Earning power should stop huge house price falls
Although the ANZ Bank has lifted its prediction of house prices falling to 10% from the 7% it forecast last month, it says its optimistic view is any greater drop will be tempered by household incomes.
Wednesday, March 23rd 2022, 12:34PM 1 Comment
by Sally Lindsay
“We’re simply not forecasting a household income (employment) shock that would necessitate the forced sale of properties and exacerbate the downturn, says Sharon Zollner, ANZ’s chief economist.
She says however, it is entirely possible the bank’s outlook regarding household incomes and broader economic momentum is on the optimistic side, and that the path towards taming inflation passes through a more marked economic slowdown than it is forecasting.
“This is where the RBNZ’s inflation-targeting grit may well be tested over the coming year or so. Higher interest rates mean stronger headwinds for the housing market.” Given the strong starting point, we’d still call this a soft landing – something that’s quite evident when looking at the implied house price level.”
The bank’s house price forecast still leaves house prices up a whopping 30% at December this year compared to December 2019, pre- pandemic. In that light, the bank’s relatively pessimistic forecast seems rather optimistic.
Relative to the past few business cycles, this time may be a little different for the housing market, says Zollner.
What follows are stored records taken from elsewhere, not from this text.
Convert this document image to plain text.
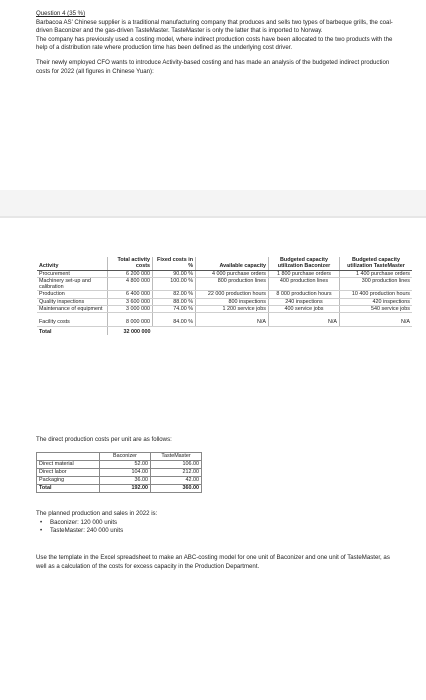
Question 4 (35 %)
Barbacoa AS' Chinese supplier is a traditional manufacturing company that produces and sells two types of barbeque grills, the coal-driven Baconizer and the gas-driven TasteMaster. TasteMaster is only the latter that is imported to Norway.
The company has previously used a costing model, where indirect production costs have been allocated to the two products with the help of a distribution rate where production time has been defined as the underlying cost driver.
Their newly employed CFO wants to introduce Activity-based costing and has made an analysis of the budgeted indirect production costs for 2022 (all figures in Chinese Yuan):
Activity	Total activity costs	Fixed costs in %	Available capacity	Budgeted capacity utilization Baconizer	Budgeted capacity utilization TasteMaster
Procurement	6 200 000	90.00 %	4 000 purchase orders	1 800 purchase orders	1 400 purchase orders
Machinery set-up and calibration	4 800 000	100.00 %	800 production lines	400 production lines	300 production lines
Production	6 400 000	82.00 %	22 000 production hours	8 000 production hours	10 400 production hours
Quality inspections	3 600 000	88.00 %	800 inspections	240 inspections	420 inspections
Maintenance of equipment	3 000 000	74.00 %	1 200 service jobs	400 service jobs	540 service jobs
Facility costs	8 000 000	84.00 %	N/A	N/A	N/A
Total	32 000 000				
The direct production costs per unit are as follows:
	Baconizer	TasteMaster
Direct material	52.00	106.00
Direct labor	104.00	212.00
Packaging	36.00	42.00
Total	192.00	360.00
The planned production and sales in 2022 is:
• Baconizer: 120 000 units
• TasteMaster: 240 000 units
Use the template in the Excel spreadsheet to make an ABC-costing model for one unit of Baconizer and one unit of TasteMaster, as well as a calculation of the costs for excess capacity in the Production Department.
In the past, waning consumer demand - and a softening housing market - was likely enough to halt inflation pressures and for the Reserve Bank (RBNZ) to achieve its targets. “This time inflation has so much strength and persistence the RBNZ will likely need to continue hiking despite softening housing and demand.
If house owners think the RBNZ has their back and will act to prevent house prices from falling too much, they may be unpleasantly surprised - if inflation remains well in excess of the 1-3% target band for too long that is. “It’s all uncertain, but we think this is a risk well worth outlining,” says Zollner.
ANZ expects multi-decade inflation highs are going to make the RBNZ worried about its inflation-targeting credibility. It is now forecasting the RBNZ to adopt more aggressive rate hikes, with the OCR to reach a high of 3.5% by April next year (previously 3.0%), turbo-charged by a couple of 50 basis point hikes in the near term.
“All going to plan, that will prevent inflation expectations from becoming unanchored and head off the potential for a damaging wage-price spiral, which would necessitate an even more aggressive monetary policy response later on, if it were to occur, says Zollner.